Gwilym ap Ifor

Gwilym ap Ifor – Factual

While Gwilym himself is simply a change of my names into traditional Welsh (William – Gwilym and ap Ifor as my father’s name is Ifor); my family is from Aber and Llanfairfechan so it’s quite possible that the historical figure detailed below is somewhere in the family tree.

Dafydd ap Gruffudd Fantach appears in the court rolls in 1396, having been accused of holding a Bertrand Le French against his will (Bertrand having originally been brought to Llanfairfechan in the 1360s by Dafydd’s father Gruffudd). A year later he appears again, this time accused of stealing livestock. By 1401, he is with Gwilym ap Tudur at the capture of Conwy Castle. Keith Williams-Jones, quoted by A. D. Carr, states that Caernarfonshire would have been a “much more law-abiding area without Dafydd ap Gruffudd Fantach’s presence in the latter years of the fourteenth century’.

Dafydd ap Gruffudd Fantach is typical of the Welsh ‘Uchelwyr’ of the period, and while he is not listed in the Letters Patent of Outlawry of 1406, it is quite likely that he was involved in the rebellion.

A.D. Carr states that while no pedigree survives for Dafydd, the actions brought against him suggest he was a man of standing, and as such he would have had followers, both family – his invented cousin Gwilym – and others, and these would have followed him into the service of the Tudur brothers and then Owain Glyndŵr.

 Gwilym ap Ifor

I am the son of Ifor ap Pedr of Abergwyngregin in Arllechwedd Uchaf. I followed my father as a forester in Aber, just as he had followed his father and grandfather, in the lands that were once those of the Princes of Gwynedd.   I grew up close to my mother’s family in Llanfairfechan, getting into trouble with my cousin Dafydd ap Gruffydd Fantach.  When he joined the band raised by Gwilym ap Tudur to support Owain Glyndwr, I left Aber to go with him. We were with Ap Tudur when he took the castle of Conwy from the English in 1401.

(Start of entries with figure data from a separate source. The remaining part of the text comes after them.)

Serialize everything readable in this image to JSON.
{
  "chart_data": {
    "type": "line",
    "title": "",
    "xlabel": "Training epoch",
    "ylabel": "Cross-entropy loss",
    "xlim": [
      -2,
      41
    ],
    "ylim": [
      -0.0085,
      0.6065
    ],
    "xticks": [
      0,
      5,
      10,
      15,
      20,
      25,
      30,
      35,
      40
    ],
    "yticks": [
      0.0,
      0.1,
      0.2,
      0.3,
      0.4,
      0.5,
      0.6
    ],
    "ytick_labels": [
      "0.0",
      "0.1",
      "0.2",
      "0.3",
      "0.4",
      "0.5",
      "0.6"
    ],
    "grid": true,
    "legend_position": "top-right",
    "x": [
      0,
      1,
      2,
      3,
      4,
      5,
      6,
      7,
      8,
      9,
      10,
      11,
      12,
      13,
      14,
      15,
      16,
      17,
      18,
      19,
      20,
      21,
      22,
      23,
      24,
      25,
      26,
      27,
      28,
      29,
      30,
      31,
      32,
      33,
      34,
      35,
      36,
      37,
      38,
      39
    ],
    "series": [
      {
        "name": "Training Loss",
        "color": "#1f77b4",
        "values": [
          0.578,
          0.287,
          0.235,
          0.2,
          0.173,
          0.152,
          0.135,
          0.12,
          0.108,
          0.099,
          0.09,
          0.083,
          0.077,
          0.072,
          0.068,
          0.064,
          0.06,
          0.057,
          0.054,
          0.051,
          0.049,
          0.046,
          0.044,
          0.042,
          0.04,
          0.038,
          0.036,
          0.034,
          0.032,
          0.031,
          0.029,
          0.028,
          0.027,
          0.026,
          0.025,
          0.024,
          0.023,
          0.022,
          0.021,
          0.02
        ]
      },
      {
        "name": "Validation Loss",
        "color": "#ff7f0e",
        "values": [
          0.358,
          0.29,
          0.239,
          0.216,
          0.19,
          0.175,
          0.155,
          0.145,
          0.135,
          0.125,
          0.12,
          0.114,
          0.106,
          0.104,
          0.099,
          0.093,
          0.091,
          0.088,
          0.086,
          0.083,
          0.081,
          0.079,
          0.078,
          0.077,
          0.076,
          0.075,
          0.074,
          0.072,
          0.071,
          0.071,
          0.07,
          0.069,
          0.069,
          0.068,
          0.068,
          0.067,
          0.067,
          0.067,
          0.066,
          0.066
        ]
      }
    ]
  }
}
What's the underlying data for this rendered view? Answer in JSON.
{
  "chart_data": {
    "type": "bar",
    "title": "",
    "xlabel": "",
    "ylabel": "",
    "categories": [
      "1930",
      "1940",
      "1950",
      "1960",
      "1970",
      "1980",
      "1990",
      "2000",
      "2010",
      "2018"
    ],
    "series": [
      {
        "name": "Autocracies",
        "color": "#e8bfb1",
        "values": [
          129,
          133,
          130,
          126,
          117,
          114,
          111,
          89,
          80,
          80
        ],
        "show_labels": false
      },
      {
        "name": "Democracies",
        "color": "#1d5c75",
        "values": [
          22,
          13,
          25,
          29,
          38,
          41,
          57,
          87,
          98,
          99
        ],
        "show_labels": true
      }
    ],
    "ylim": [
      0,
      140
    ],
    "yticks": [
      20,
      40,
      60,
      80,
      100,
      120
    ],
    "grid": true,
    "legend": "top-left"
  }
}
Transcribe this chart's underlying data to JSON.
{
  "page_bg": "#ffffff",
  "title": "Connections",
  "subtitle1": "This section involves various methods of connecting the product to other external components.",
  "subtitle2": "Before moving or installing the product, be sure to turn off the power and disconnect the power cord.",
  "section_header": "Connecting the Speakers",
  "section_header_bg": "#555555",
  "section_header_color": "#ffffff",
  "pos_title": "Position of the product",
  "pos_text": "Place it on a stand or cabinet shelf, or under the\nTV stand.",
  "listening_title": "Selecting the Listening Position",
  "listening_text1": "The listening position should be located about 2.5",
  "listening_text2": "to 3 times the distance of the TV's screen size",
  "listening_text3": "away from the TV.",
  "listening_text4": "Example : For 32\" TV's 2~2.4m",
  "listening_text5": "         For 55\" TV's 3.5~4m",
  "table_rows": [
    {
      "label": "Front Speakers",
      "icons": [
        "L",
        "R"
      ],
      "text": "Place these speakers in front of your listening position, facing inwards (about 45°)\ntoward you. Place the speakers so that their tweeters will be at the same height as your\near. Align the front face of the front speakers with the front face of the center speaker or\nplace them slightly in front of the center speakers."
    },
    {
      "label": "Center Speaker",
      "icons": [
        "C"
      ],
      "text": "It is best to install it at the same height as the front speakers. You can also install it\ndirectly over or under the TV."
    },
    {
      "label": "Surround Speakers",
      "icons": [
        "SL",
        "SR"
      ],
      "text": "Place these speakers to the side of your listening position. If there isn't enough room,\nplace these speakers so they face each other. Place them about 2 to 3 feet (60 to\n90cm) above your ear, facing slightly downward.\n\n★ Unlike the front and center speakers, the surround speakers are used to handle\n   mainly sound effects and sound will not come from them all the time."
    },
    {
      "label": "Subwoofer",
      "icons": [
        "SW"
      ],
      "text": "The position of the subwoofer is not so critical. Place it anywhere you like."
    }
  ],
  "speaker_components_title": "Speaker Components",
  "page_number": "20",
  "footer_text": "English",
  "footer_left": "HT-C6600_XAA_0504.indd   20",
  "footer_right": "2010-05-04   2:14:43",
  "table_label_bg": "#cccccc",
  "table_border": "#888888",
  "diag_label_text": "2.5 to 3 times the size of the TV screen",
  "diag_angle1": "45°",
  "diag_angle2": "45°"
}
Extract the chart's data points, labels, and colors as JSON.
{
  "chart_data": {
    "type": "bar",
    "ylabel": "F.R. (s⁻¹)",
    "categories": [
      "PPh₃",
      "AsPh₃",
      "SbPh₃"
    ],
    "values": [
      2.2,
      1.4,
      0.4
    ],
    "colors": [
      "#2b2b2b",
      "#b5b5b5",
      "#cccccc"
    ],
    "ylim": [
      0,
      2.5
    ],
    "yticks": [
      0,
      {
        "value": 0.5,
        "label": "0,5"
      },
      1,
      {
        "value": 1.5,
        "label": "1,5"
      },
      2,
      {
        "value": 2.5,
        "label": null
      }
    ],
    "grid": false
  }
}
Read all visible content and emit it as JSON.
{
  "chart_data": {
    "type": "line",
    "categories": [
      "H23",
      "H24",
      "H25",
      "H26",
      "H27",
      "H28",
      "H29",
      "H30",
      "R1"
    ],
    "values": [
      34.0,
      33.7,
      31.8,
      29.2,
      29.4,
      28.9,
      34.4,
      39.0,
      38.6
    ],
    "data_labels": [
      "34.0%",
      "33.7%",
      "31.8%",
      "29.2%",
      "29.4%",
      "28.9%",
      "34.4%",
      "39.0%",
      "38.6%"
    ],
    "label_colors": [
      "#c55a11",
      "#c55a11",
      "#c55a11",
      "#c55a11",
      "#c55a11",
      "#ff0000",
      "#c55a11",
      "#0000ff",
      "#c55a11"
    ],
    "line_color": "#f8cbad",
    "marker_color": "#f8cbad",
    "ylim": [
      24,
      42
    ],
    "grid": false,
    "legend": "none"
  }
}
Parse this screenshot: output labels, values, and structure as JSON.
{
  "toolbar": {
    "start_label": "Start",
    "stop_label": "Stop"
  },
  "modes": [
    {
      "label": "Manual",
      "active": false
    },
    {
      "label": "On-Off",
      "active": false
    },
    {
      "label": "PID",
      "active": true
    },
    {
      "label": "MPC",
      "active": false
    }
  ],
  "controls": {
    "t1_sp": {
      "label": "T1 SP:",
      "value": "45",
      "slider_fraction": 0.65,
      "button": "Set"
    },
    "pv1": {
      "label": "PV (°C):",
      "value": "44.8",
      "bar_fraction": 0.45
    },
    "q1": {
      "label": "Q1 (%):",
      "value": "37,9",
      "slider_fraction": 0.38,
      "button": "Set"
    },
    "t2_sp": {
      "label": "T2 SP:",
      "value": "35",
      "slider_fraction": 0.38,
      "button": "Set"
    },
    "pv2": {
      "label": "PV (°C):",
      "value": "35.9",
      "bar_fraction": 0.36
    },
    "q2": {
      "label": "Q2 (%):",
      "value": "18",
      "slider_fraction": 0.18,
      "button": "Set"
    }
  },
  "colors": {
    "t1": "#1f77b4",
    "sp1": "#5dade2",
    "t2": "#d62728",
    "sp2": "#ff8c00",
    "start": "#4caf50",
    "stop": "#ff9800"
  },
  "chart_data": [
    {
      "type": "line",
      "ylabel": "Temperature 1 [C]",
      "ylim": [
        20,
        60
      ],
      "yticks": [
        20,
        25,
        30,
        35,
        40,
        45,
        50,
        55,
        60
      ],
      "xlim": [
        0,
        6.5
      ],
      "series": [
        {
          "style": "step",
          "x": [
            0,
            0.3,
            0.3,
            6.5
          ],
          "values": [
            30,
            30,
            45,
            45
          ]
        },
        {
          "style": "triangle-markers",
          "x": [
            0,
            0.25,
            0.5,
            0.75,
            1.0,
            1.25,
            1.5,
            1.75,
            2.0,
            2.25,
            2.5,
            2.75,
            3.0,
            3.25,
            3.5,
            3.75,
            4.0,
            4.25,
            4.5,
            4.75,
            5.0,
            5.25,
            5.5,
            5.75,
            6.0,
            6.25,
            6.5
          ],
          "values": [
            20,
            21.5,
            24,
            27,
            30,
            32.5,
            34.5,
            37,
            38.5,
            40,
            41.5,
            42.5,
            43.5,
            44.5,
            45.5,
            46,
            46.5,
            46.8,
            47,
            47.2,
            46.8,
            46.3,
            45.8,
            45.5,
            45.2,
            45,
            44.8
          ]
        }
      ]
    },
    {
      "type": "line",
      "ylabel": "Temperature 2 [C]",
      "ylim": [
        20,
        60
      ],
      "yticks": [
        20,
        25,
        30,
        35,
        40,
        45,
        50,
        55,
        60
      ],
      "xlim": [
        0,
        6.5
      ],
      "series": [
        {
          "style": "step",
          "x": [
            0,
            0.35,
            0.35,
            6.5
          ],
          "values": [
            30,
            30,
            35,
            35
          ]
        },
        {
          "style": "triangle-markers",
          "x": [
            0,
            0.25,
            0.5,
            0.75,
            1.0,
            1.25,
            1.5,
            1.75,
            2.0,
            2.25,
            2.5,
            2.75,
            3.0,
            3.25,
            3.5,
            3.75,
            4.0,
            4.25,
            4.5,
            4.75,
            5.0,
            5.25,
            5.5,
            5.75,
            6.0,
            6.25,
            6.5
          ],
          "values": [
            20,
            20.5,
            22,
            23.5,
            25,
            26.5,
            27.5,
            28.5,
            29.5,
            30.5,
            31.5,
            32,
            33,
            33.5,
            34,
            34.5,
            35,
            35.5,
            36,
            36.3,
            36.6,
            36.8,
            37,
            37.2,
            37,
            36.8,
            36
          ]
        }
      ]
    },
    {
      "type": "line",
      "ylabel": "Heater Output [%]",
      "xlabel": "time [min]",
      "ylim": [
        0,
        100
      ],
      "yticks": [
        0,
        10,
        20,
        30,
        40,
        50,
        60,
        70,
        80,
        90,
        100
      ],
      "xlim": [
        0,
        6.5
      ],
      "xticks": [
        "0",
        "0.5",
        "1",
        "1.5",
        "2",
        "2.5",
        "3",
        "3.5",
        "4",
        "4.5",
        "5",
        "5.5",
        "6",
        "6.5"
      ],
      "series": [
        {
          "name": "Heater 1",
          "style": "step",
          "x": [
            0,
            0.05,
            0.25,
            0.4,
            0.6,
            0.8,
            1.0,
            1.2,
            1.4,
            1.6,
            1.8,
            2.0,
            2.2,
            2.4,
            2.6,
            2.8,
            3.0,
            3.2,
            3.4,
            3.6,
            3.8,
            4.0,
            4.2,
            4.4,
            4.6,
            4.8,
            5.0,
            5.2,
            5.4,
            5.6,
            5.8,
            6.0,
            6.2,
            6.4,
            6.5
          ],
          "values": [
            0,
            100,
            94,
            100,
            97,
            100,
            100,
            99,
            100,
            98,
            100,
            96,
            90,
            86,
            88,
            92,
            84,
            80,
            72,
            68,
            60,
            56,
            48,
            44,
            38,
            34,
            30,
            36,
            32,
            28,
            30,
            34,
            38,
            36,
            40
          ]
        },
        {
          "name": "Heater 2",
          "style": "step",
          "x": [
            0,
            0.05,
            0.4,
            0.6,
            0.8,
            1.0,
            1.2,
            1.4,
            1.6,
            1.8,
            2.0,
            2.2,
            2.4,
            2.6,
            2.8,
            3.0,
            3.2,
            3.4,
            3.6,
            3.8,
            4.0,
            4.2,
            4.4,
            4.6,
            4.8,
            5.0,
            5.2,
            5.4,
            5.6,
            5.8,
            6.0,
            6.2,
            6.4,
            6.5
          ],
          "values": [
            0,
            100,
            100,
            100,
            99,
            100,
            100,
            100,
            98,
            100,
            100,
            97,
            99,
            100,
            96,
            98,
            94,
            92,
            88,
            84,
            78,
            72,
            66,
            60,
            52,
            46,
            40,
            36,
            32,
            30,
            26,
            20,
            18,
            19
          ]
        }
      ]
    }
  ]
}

I escaped the decimation of our men when the castle was surrendered to the English as I had been sent with messages to Owain’s men in the south of Wales and stayed in south and mid Wales for the rest of the rebellion. By the end of the rebellion my parents had died, and the woman I would have married had married someone else. I took the King’s Pardon when offered, and instead of travelling home I approached Llew Goch, to see what he was doing. I had met him when he was with the Meibion, during the rebellion.  He introduced me to Captain Horton, and I joined the Freemen of Gwent.

I have to admit that one of the other attractions is Goodwife Bess, servant to Sister Magdalen. We had met during the rebellion when Sister Magdalen was using her habit as cover to carry messages between different groups of Owain’s supporters, and we are biding our time until we can be wed, when Sister Magdalen eventually returns to her convent, and Bess can be released from her vows as a lay sister.